Writing in the UK’s National Crime Agency (NCA) newsletter, a member of HMRC’s TBML team says the tax authority will do this by improving core capabilities in several ways, including through creating and delivering TBML-focused training products.
James Leader also says that HMRC is planning better engagement with stakeholders, both domestically and internationally, and with partners in the public and private sector. “To that end we hope to host a TBML summit with our partners in early 2023/24”, he says.
Leader, who recognises that insufficient TBML cases are successfully prosecuted in the UK, says it is essential to improve the intelligence picture by making better use of the data available, including suspicious activity reports (SARs) which contain TBML specific identifiers.

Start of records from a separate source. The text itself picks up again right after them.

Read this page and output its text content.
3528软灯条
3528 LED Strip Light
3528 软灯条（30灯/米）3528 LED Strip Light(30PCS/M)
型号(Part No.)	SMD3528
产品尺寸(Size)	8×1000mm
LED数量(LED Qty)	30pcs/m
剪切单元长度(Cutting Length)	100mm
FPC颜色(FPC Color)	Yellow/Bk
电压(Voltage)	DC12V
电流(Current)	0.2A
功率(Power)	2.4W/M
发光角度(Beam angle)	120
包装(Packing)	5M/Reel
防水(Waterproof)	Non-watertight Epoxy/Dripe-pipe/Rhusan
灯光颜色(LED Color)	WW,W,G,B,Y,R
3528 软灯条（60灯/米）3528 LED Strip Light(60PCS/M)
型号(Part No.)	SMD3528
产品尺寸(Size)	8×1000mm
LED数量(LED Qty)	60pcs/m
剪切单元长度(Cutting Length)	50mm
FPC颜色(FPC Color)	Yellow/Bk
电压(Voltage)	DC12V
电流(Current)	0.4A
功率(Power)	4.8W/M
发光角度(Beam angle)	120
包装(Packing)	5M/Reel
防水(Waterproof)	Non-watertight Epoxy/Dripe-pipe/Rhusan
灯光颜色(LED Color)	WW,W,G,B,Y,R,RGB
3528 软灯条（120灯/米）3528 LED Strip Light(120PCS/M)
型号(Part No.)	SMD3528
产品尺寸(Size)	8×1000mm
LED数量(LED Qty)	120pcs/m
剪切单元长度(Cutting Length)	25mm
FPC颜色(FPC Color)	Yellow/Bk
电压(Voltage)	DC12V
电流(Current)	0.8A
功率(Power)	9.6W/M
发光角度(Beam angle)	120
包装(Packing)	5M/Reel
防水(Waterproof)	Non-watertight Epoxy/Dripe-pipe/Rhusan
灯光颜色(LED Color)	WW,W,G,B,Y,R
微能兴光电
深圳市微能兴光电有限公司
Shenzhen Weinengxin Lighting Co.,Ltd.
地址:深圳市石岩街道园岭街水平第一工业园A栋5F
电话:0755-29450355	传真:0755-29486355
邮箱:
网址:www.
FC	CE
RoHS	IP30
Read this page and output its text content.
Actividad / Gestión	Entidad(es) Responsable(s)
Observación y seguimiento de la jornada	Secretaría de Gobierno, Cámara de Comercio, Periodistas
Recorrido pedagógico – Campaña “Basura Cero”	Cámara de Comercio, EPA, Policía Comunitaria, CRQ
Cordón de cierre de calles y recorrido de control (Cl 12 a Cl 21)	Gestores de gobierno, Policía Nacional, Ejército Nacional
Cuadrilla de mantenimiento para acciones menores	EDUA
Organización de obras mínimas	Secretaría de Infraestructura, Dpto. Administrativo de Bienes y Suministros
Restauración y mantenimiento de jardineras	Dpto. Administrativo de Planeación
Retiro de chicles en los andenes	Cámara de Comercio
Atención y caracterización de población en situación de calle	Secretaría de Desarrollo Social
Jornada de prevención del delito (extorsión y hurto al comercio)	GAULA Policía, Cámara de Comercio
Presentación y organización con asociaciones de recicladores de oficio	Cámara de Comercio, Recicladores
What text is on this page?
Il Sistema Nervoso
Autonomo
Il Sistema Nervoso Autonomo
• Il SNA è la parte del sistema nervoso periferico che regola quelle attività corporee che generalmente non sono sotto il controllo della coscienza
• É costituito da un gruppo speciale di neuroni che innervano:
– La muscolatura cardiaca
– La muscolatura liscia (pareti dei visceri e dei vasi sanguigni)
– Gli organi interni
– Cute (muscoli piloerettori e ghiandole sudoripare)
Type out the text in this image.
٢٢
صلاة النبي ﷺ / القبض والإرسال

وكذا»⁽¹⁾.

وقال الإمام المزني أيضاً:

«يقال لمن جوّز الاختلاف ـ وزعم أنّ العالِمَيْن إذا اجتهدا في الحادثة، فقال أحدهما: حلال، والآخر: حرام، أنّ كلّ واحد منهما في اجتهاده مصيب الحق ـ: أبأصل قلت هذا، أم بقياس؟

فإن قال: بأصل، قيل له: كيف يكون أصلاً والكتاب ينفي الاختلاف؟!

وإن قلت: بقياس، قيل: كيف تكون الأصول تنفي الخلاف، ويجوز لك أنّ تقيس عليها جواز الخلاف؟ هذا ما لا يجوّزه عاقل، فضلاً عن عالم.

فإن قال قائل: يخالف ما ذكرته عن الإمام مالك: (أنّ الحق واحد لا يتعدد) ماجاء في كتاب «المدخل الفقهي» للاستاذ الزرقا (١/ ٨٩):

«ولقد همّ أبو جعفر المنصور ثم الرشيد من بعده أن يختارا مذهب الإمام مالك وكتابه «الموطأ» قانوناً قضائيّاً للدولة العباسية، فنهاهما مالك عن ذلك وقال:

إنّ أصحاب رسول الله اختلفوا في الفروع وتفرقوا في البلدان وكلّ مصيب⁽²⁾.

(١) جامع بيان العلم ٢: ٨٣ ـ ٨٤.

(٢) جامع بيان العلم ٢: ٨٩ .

Coordinated response needed
“We can feed these findings back to firms across the regulated sector, to help deepen understanding of how and where they might be exposed to or be at the vanguard of detecting TBML e.g. accountancy service providers who might see their client settling invoices using a previously unknown third party, based in jurisdictions with known beneficial ownership transparency issues,” says Leader.
By its very nature TBML is a multi-sector, cross border threat that requires a co-ordinated response, he concludes.